Earlier this week, Microsoft and Facebook held a press event to announce a new module coming to Bing. In essence, Bing is now a true social search engine, using your own Facebook social graph to
inform and expand your decision-making process. Looking for a new restaurant or a good movie? The new Bing experience will enable you to see your friends' experiences as part of the searching
process.
This, in and of itself, is big news. Search has been an evolving marketplace, but the searchable content has historically been similar from engine to engine. Whether it is
Google, Yahoo or now, Bing, the major Web sites -- sites like Wikipedia -- have always been prominent on every engine. Image and video inclusion as well as that of news feeds may vary by query, but
the general data sources have always been whatever could be crawled and indexed. That is certainly not the case, at least for now, with this deal.
But for most marketers, the
implications of this have meaning far beyond search. The strength of search has been in its direct-response nature -- the ability to search, find, refine and ultimately act in some way. That way has
historically been emphasized as purchase, but more and more brands are considering the intent expression as an important part of understanding who people are and what motivates them either into
searching or where they go next on their consumer journey.
Contrast that with social media where, what was once a solitary island for friends to connect with friends has been
infiltrated by brands wanting some of the benefits of friendship. Twitter and Facebook are leading a charge to convince marketers that the connections made through their social platforms is a crucial
piece of the value exchange between consumers and brands.
What started as artists using MySpace to connect with their audience evolved into Twitter as a new-age customer-service
vehicle. It became fashionable for brands to have Facebook fan pages and to tweet deals and information out to customers to help them stay informed. Beyond that, location-based services such as
Foursquare have gotten into the act and given another layer of connectivity and currency between consumers and brands. Each of these engagements has a consistent value exchange that brands were giving
in exchange for very little. Whether a band was trying to hit it big or Comcast was trying to resolve a disgruntled customer, it was the brand doing the heavy lifting. People use Foursquare to check
in so their friends know where they are, but they also hope that businesses are willing to exchange that check-in for some discount or freebie.

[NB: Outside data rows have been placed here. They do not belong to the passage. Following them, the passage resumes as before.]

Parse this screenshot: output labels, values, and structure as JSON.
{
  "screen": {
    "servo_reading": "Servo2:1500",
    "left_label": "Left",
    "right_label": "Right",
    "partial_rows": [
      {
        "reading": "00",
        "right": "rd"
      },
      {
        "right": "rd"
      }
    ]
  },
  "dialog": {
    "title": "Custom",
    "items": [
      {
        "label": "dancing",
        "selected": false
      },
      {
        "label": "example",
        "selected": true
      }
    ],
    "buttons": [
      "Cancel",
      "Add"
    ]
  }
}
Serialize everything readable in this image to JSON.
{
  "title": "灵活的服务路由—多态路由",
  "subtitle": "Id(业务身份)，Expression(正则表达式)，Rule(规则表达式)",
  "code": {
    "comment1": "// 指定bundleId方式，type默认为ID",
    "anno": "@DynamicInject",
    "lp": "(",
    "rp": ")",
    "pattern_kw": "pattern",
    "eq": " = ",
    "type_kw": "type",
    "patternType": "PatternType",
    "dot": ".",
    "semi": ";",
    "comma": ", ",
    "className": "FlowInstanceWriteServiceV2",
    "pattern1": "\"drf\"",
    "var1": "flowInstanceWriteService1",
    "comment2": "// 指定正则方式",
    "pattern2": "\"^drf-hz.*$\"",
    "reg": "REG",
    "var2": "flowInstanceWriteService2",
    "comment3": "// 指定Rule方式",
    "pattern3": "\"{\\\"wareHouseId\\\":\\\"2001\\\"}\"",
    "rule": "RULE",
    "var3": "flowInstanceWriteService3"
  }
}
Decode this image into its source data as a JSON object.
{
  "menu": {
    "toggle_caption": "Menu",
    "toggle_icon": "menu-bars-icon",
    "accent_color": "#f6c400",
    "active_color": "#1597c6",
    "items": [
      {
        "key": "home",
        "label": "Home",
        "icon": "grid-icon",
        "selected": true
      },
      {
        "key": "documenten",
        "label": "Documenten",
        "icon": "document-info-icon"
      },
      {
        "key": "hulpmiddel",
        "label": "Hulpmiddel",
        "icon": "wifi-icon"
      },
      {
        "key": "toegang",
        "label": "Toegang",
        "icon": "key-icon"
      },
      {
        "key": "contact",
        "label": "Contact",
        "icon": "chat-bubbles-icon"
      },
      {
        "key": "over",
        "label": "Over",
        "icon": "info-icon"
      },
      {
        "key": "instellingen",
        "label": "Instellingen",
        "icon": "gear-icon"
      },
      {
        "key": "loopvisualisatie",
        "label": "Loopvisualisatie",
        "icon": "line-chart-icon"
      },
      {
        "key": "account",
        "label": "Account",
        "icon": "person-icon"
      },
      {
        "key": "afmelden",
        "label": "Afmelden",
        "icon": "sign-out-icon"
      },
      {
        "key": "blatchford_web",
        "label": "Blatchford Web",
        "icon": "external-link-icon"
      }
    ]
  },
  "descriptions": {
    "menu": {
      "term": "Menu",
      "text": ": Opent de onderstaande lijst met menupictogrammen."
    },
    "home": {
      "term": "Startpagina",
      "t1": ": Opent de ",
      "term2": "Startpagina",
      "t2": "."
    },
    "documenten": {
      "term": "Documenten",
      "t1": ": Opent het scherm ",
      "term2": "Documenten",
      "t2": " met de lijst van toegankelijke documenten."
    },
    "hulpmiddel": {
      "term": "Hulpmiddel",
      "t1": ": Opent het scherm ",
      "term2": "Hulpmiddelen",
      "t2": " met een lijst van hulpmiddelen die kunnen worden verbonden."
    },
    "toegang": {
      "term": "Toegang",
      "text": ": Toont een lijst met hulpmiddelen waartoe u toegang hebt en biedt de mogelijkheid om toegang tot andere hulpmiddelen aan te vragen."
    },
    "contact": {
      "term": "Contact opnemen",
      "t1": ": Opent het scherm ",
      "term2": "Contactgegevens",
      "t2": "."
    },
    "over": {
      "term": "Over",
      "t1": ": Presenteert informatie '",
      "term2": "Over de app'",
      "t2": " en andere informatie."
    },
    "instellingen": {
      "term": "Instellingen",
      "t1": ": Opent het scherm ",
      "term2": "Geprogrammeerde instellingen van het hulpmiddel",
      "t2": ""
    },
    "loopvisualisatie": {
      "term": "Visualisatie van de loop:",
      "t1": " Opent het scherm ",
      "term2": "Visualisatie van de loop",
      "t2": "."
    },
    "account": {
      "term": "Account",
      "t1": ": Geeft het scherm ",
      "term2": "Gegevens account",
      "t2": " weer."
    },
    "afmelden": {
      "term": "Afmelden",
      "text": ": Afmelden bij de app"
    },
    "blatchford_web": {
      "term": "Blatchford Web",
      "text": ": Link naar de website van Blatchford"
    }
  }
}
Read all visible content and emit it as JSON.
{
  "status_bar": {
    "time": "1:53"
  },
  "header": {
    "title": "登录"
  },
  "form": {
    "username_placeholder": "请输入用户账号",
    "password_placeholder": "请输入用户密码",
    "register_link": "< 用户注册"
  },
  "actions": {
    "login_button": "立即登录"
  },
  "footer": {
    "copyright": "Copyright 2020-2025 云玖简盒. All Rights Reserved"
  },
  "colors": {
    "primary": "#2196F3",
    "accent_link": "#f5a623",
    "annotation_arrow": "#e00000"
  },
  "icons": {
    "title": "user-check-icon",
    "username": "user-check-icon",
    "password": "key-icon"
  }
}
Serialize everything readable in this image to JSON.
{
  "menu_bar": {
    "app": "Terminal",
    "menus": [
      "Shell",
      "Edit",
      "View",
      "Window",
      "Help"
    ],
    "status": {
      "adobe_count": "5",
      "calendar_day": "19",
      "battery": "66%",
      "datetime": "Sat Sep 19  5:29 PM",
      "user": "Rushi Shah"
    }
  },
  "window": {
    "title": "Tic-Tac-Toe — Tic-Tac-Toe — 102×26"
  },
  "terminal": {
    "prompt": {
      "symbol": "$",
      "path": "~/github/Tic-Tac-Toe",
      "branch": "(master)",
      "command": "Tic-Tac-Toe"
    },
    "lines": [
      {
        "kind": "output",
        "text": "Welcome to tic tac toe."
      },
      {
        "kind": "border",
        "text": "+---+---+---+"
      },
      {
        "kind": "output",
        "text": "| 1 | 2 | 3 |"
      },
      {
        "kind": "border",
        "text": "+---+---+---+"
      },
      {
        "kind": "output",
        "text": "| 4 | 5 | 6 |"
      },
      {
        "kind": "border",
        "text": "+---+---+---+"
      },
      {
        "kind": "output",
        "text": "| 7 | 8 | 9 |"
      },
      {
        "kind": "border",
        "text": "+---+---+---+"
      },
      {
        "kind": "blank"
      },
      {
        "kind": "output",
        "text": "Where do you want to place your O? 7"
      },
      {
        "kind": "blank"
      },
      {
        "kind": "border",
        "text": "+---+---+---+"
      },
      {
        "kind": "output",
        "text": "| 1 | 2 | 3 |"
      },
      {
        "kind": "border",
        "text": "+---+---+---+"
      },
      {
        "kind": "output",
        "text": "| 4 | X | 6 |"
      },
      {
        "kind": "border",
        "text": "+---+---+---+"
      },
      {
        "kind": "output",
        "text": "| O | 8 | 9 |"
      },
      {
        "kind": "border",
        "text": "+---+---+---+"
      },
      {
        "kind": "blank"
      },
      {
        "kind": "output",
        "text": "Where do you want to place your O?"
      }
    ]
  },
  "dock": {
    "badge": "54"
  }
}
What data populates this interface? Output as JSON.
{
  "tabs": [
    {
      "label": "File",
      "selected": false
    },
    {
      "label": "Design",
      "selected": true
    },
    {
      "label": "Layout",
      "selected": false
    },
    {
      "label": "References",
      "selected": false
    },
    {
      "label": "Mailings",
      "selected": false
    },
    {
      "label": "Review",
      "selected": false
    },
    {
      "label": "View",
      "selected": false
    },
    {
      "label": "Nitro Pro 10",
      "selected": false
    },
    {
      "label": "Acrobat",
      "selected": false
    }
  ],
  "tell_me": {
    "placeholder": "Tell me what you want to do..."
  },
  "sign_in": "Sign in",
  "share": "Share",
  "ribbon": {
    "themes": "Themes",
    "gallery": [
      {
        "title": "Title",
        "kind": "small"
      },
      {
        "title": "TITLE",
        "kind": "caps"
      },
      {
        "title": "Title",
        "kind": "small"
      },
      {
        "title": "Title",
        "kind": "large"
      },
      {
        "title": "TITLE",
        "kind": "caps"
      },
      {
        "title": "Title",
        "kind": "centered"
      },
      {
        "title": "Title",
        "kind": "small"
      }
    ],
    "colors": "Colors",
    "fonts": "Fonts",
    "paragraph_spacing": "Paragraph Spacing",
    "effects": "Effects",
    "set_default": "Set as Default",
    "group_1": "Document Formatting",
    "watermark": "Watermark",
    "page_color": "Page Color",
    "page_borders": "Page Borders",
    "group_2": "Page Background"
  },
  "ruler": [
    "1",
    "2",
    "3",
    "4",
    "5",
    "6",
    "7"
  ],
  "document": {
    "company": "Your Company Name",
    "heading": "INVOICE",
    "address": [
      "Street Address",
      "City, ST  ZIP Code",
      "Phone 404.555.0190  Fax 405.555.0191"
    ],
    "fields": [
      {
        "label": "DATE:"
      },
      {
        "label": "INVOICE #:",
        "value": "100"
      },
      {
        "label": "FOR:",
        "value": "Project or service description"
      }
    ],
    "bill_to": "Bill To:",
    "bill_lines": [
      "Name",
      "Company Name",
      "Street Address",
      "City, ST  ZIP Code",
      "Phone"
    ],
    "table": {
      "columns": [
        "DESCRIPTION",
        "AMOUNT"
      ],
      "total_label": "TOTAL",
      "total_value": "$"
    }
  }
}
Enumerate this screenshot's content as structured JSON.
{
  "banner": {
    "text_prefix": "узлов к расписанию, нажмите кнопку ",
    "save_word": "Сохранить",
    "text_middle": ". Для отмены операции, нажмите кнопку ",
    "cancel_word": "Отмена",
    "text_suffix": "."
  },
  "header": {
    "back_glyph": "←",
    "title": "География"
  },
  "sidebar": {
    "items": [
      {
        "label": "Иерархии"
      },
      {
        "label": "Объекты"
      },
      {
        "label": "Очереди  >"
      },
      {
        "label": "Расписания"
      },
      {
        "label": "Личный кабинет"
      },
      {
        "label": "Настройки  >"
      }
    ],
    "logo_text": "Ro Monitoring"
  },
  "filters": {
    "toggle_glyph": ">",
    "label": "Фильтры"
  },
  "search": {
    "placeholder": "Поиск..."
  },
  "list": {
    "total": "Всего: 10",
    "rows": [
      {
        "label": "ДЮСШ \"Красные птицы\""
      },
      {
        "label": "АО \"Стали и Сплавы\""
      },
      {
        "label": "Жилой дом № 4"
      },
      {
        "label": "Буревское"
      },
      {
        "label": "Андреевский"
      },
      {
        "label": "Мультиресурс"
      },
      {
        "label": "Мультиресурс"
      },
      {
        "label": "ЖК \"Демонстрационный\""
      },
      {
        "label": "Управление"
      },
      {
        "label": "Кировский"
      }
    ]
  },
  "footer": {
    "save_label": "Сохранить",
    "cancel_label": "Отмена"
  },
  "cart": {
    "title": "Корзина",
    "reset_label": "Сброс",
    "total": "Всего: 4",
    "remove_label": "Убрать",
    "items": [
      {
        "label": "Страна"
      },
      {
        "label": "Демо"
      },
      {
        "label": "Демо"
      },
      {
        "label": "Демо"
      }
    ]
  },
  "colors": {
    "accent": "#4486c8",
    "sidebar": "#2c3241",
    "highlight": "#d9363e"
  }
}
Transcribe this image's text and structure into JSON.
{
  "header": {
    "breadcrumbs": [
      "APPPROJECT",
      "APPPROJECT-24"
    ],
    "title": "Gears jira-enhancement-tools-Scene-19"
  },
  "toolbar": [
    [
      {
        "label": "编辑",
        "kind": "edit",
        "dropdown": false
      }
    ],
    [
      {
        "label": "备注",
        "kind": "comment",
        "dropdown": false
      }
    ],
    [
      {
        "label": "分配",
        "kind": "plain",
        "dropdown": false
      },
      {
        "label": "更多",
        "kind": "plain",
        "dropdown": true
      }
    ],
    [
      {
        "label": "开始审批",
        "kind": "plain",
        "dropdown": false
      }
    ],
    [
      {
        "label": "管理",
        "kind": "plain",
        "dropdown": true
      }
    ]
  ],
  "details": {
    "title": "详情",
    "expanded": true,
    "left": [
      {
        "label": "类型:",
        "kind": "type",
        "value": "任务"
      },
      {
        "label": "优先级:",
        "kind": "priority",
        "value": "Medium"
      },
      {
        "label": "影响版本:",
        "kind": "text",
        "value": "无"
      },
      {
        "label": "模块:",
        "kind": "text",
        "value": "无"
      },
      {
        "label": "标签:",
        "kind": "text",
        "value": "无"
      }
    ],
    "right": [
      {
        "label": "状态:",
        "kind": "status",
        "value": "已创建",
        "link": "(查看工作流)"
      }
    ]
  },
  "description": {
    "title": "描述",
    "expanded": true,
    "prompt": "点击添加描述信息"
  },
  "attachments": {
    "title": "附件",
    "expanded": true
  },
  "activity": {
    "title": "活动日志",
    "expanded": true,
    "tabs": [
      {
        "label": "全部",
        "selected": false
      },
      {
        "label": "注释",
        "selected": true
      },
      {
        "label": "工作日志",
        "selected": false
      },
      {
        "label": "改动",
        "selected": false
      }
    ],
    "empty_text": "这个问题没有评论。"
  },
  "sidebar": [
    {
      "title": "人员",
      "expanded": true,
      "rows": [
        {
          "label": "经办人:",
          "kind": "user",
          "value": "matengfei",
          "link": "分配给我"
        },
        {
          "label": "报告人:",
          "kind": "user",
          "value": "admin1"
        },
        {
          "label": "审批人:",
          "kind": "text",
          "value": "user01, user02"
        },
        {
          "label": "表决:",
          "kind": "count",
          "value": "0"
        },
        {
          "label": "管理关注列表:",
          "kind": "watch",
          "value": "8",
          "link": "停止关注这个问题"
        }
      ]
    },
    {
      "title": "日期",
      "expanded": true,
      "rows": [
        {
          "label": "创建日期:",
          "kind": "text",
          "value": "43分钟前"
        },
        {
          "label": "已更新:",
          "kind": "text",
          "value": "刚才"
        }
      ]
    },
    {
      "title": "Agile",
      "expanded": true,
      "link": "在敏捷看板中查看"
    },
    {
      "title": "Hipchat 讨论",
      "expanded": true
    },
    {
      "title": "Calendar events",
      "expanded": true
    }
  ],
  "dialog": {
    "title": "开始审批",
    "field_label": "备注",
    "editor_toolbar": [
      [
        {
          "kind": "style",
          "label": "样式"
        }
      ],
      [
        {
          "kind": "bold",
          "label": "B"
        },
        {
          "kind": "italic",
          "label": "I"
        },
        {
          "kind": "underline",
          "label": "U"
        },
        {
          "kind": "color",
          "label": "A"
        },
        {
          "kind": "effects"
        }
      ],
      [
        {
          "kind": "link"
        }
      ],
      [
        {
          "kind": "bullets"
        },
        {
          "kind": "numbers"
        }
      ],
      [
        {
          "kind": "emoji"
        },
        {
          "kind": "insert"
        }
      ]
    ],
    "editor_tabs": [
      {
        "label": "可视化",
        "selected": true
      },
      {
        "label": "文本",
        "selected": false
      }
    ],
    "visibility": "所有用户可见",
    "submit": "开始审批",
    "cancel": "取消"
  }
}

The announcement of social as defined by
Facebook into Bing both changes and amplifies this relationship. If someone is looking for a good restaurant in New York to eat, a query on Bing not only provides what they find to be relevant but
also what your friend network has decided worthy of liking. Suddenly all the Yelp reviews in the world seem minimal in a results page if one friend you trust as your groups "foodie" likes a
place. It means that every person who visits, interacts or buys from you can be a part of your sales force and marketing efforts. Or they can be that for your competition.
Brands like
Zappos, JetBlue and Apple have grown in popularity because of their authenticity. At the ANA conference this week, I saw a tweet from Patrick Harris of Microsoft suggesting that the early themes for
advertisers having success in this climate were "purpose, authenticity, heritage, service through people." Safe to say the brands I described above adhere to that. But how do small
brands with limited resources, and "old" brands, turn the battleship to meet this challenge? The answers aren't clear, but what is becoming increasingly apparent is that as social and
search fuse for consumers, the impetus for change is staring brands in the face. Those that do not provide customers with a sense of belonging, invite them on the journey together, and recognize the
importance of "like" and its role going forward, are destined to be dead brands.